Le casse-tête du prélèvement à la source arrive
La fiche de paie française était connue pour sa complexité, ou plutôt sa longueur, juste reflet de la complexité de notre système de retenues, avec les retenues obligatoires et celles qui étaient complémentaires, la notion de plafond, la part patronale et la part salariale, les cotisations qui relevaient plus d’une logique de l’impôt sur le revenu, comme la CSG, etc.
Dans un louable effort de simplification, le gouvernement français a donc décidé de simplifier aussi le bulletin de paye, avec une version plus résumée, qui doit être mise en place dès le 1° janvier 2017 pour les entreprises de plus de 300 salariés, au 1° janvier 2018 pour tout le monde.
Malheureusement, cette simplification ne l’est peut-être pas tant que cela. Les informations portées sur le bulletin de paye avaient leur importance, leur agrégation rend leur contrôle nettement plus difficile. De plus, la synchronisation entre cette réforme et celle du prélèvement à la source va obliger les entreprises de plus de 300 salariés à modifier deux fois leurs bulletins de paye – et les programmes qui vont avec. Les petites entreprises, elles, devront au 1° janvier 2018 faire face à deux modifications importantes.

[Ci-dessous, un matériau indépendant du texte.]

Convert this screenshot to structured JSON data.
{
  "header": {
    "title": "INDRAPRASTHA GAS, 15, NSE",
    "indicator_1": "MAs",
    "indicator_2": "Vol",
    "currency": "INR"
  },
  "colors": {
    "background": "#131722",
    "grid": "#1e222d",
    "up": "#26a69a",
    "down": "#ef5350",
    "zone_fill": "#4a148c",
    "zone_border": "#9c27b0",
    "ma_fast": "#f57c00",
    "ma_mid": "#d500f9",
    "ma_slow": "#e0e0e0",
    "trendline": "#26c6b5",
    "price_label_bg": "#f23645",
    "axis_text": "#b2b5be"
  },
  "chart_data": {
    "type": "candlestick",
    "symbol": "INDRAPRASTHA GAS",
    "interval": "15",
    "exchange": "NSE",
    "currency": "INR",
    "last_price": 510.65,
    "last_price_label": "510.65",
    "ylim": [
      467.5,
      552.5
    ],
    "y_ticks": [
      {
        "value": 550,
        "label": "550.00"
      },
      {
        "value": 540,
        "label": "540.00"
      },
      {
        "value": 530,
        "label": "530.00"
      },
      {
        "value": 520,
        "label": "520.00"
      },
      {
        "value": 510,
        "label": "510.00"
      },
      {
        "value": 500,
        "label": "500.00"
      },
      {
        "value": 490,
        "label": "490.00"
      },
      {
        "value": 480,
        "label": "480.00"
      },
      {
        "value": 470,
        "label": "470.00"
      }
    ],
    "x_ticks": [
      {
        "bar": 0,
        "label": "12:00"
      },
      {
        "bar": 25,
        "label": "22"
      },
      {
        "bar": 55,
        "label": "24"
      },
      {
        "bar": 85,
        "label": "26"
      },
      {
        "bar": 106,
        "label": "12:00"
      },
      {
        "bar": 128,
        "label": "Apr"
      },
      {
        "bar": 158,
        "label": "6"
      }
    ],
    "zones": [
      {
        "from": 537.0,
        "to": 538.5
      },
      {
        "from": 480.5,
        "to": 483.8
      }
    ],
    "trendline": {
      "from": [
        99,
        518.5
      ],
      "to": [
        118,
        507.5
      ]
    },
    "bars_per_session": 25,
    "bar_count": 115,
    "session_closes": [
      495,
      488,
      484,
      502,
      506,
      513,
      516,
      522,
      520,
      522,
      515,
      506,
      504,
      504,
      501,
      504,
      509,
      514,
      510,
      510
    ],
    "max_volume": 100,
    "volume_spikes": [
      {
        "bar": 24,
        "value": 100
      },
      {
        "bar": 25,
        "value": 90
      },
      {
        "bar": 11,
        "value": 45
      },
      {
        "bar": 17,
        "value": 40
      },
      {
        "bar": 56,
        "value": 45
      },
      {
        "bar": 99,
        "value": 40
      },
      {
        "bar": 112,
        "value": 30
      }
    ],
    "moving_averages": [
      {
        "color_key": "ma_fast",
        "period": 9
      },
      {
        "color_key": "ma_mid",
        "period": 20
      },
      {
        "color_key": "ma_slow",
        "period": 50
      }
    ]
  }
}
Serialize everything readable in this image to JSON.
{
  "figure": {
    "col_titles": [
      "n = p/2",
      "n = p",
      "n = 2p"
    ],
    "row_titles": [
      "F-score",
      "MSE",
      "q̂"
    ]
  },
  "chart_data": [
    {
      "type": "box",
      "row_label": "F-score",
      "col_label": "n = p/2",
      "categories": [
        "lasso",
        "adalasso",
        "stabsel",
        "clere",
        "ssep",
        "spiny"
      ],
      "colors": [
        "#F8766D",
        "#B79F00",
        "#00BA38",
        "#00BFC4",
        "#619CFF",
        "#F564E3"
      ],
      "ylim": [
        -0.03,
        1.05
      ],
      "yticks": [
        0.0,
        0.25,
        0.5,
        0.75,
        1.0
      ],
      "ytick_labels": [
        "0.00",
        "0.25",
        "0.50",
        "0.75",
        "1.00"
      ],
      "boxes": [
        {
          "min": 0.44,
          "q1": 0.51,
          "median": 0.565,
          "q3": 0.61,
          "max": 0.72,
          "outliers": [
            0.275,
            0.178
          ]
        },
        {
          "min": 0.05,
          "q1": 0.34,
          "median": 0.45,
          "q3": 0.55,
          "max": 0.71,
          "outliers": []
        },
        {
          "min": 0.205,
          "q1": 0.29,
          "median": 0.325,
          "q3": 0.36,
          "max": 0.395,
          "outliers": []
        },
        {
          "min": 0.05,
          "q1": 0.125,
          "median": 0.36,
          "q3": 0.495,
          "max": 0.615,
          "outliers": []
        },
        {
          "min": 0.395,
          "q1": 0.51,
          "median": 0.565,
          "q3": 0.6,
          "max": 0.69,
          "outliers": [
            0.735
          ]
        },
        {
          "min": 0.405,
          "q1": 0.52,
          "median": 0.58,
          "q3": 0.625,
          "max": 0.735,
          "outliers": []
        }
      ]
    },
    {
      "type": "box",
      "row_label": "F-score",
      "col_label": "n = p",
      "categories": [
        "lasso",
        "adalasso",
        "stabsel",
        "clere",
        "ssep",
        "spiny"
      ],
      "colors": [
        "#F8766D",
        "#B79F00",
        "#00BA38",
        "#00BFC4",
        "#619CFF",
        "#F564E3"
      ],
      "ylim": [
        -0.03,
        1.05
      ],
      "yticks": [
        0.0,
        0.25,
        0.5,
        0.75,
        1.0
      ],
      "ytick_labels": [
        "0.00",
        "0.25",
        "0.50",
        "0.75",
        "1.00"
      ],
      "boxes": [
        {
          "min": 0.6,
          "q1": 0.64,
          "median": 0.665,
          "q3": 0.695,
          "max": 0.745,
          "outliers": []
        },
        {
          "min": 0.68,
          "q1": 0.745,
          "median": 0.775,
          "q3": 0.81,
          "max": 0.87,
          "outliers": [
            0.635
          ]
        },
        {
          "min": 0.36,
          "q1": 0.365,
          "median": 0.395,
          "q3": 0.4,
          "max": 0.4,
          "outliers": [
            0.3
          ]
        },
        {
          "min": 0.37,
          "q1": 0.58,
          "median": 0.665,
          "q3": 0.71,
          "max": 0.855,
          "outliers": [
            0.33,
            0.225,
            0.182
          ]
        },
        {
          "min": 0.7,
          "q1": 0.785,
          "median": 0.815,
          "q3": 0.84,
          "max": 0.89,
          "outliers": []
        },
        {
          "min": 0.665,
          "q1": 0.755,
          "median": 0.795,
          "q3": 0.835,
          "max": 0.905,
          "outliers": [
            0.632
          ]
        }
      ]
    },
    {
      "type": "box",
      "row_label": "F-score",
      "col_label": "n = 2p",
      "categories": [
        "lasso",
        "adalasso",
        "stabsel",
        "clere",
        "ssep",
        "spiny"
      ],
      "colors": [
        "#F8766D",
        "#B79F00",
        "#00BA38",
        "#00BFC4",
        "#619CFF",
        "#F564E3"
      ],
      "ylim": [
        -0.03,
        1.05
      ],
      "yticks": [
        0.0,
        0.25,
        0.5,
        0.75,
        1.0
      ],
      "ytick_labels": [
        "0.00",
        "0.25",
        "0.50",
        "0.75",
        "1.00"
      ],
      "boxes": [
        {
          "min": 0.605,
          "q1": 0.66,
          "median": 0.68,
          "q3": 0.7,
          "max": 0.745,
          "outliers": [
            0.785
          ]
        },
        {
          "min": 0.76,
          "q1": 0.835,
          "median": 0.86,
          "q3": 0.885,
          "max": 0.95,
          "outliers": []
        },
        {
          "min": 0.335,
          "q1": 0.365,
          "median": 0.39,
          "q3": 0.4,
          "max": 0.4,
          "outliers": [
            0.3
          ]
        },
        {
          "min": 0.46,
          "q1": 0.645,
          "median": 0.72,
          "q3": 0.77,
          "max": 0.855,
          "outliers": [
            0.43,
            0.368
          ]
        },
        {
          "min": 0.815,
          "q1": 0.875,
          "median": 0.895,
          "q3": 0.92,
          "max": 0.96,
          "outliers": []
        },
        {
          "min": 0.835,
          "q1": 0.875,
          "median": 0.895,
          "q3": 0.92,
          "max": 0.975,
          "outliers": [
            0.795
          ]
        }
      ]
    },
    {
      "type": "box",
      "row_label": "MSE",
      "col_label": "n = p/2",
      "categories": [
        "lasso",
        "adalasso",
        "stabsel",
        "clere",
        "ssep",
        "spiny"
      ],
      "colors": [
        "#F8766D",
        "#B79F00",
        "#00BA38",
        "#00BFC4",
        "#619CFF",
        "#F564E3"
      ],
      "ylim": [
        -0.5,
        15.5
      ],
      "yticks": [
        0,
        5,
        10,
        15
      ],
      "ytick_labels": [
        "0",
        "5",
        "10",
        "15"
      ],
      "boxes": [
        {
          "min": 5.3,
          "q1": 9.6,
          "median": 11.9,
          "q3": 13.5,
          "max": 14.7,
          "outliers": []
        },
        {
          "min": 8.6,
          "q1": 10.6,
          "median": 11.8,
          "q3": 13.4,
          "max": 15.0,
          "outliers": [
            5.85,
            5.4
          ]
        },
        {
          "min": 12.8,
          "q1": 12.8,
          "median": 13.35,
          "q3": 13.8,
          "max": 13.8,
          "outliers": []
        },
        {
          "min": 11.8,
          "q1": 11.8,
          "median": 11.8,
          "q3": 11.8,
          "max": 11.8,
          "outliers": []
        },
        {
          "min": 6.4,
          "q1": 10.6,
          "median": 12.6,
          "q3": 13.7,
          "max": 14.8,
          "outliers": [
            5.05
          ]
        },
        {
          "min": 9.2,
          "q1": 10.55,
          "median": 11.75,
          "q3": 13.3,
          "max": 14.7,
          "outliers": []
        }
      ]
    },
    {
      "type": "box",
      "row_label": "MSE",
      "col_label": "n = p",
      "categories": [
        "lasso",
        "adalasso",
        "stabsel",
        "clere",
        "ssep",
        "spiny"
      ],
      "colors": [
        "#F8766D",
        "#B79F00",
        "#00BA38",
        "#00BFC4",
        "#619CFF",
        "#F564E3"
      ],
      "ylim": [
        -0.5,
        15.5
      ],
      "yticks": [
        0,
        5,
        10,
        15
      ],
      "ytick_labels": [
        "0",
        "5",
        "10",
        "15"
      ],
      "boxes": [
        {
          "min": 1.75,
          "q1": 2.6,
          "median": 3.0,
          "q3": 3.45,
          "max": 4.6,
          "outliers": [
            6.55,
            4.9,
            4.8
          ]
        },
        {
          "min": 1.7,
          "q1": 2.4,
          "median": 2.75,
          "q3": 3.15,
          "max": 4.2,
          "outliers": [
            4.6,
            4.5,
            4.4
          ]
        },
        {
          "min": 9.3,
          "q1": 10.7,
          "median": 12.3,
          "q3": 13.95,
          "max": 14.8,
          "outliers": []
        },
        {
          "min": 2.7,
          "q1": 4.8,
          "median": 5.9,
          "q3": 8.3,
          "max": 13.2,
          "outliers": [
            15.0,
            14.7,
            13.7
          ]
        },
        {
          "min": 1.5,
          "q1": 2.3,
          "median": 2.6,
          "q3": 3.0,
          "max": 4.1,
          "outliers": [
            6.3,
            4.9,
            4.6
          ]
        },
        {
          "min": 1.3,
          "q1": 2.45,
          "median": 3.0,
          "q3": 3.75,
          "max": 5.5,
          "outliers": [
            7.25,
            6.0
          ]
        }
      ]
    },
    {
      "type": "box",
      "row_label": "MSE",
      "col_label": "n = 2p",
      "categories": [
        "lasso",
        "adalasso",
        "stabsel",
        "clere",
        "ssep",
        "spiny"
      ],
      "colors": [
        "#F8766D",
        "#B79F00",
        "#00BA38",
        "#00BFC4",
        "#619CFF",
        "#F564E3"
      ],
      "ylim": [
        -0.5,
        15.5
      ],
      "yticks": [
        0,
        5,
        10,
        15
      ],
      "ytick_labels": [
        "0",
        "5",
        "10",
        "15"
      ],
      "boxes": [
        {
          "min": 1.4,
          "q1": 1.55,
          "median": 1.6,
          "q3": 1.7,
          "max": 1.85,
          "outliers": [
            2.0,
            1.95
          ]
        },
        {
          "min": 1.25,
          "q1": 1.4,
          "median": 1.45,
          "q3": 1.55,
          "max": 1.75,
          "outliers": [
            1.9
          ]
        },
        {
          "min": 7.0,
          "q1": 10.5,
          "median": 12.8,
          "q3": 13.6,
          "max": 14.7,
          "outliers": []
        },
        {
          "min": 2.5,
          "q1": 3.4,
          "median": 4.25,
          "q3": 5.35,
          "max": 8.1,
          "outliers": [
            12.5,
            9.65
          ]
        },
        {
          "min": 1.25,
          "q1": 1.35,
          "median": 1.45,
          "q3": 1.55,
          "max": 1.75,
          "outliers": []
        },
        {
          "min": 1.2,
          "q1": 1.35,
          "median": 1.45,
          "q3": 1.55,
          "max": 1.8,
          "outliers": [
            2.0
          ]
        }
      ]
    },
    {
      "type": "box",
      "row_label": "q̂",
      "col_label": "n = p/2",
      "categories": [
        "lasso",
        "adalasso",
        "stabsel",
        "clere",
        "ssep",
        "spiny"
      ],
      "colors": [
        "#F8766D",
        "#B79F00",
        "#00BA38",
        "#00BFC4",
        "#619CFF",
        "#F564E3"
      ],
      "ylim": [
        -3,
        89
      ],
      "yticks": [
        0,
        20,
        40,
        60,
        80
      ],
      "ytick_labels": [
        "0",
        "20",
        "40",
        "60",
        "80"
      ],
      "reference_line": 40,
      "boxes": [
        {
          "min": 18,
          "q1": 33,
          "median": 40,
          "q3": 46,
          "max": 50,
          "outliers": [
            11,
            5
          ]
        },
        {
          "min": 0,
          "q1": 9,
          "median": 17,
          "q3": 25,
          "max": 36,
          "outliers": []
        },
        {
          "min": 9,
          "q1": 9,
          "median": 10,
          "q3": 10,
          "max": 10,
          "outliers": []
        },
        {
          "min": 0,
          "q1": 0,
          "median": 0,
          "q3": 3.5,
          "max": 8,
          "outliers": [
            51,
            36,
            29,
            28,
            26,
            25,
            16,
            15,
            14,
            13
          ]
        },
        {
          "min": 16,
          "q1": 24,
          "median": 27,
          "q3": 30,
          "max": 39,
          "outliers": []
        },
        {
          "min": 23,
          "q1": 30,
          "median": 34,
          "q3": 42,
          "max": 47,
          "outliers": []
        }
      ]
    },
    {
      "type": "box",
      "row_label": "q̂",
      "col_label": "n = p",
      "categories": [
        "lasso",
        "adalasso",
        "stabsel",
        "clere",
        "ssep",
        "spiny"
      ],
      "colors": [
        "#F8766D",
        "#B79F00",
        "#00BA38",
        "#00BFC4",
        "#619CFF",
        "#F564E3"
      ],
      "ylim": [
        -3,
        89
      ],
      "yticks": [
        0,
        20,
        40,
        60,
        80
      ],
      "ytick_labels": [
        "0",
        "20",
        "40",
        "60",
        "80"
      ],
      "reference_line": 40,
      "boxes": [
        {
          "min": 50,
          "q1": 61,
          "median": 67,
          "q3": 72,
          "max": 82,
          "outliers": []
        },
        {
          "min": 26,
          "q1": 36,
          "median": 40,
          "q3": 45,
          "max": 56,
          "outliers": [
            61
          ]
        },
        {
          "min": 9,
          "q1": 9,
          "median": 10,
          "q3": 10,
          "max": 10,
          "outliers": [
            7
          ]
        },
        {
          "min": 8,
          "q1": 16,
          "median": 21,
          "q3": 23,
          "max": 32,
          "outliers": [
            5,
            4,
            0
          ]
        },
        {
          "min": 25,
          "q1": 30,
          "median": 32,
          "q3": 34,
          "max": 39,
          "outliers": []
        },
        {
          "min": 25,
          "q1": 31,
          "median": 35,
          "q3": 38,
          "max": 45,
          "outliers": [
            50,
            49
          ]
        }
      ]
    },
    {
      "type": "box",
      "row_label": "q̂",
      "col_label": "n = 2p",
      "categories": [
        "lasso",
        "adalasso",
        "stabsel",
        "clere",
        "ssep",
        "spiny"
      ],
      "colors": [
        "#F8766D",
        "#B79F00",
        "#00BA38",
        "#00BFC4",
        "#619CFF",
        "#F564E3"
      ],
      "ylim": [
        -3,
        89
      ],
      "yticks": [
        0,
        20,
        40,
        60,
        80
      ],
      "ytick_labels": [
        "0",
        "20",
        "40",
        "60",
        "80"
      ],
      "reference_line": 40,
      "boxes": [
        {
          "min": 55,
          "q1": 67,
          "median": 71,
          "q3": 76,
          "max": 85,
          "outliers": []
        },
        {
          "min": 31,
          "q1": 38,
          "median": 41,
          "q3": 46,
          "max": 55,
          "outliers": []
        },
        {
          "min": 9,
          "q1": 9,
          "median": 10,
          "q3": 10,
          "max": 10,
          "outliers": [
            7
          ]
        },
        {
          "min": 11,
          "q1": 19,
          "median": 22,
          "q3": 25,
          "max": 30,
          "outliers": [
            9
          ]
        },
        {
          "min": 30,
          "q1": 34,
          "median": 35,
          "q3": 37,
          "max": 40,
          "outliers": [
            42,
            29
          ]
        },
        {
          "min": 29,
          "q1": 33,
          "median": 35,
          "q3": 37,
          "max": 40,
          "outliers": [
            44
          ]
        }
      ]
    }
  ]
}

Une simplification qui fait perdre des informations
Le bulletin de paye à l’ancienne présentait de façon extrêmement détaillée le passage du salaire brut au salaire net. Tous les éléments du calcul étaient affichés, le salarié pouvait refaire le calcul pas à pas. Si les erreurs arithmétiques étaient rarissimes, les erreurs de base ou de taux, elles, pouvaient survenir.
De plus, il était facile de comparer d’une entreprise à l’autre les « avantages » que constituaient les différents systèmes complémentaires, par rubrique.
Avec la présentation simplifiée, les bases sont toujours mentionnées, mais en bas du bulletin de salaire, il n’y a plus aucun lien entre les lignes de cotisations et les « bases » (donc le montant du salaire sur lequel elles sont appliquées), ce qui veut dire que le calcul de retenue ne peut pas être reconstitué.
De la même façon, la disparition du centre de paiement et surtout, du numéro d’identification URSSAF rend plus difficile la recherche d’informations et de responsabilité de la part du salarié en cas de fraude de l’entreprise.
Un bulletin de paye utilisé seulement un an
La réforme suivante, celle du prélèvement à la source, est loin d’être simple. N’oublions pas que, pour protéger la confidentialité des revenus réels des salariés, le gouvernement a prévu la possibilité pour eux de demander l’application d’un taux standard…
Si, en apparence, il s’agit simplement de « rajouter une soustraction », en réalité, c’est bien un changement de processus qui aura lieu au 1° janvier 2018 : ajout d’une information supplémentaire (le taux d’imposition), flux de récupération automatique de cette information de la part des services fiscaux, flux d’envoi des informations et des paiements aux mêmes services fiscaux.
Il est possible de prévoir dès maintenant l’espace nécessaire pour l’impression de l’information, mais les éléments précis que le gouvernement veut voir figurer sur le bulletin de paye en ce qui concerne cette retenue seront-ils connus avec suffisamment d’avance pour que les entreprises qui passent au bulletin de paye simplifié à cette date puissent les intégrer dans des programmes informatiques complexes et sensibles, qui doivent déjà être en cours de test ?
On peut en douter, et donc plaindre les services paye qui devront gérer deux modifications importantes, à un an d’intervalle.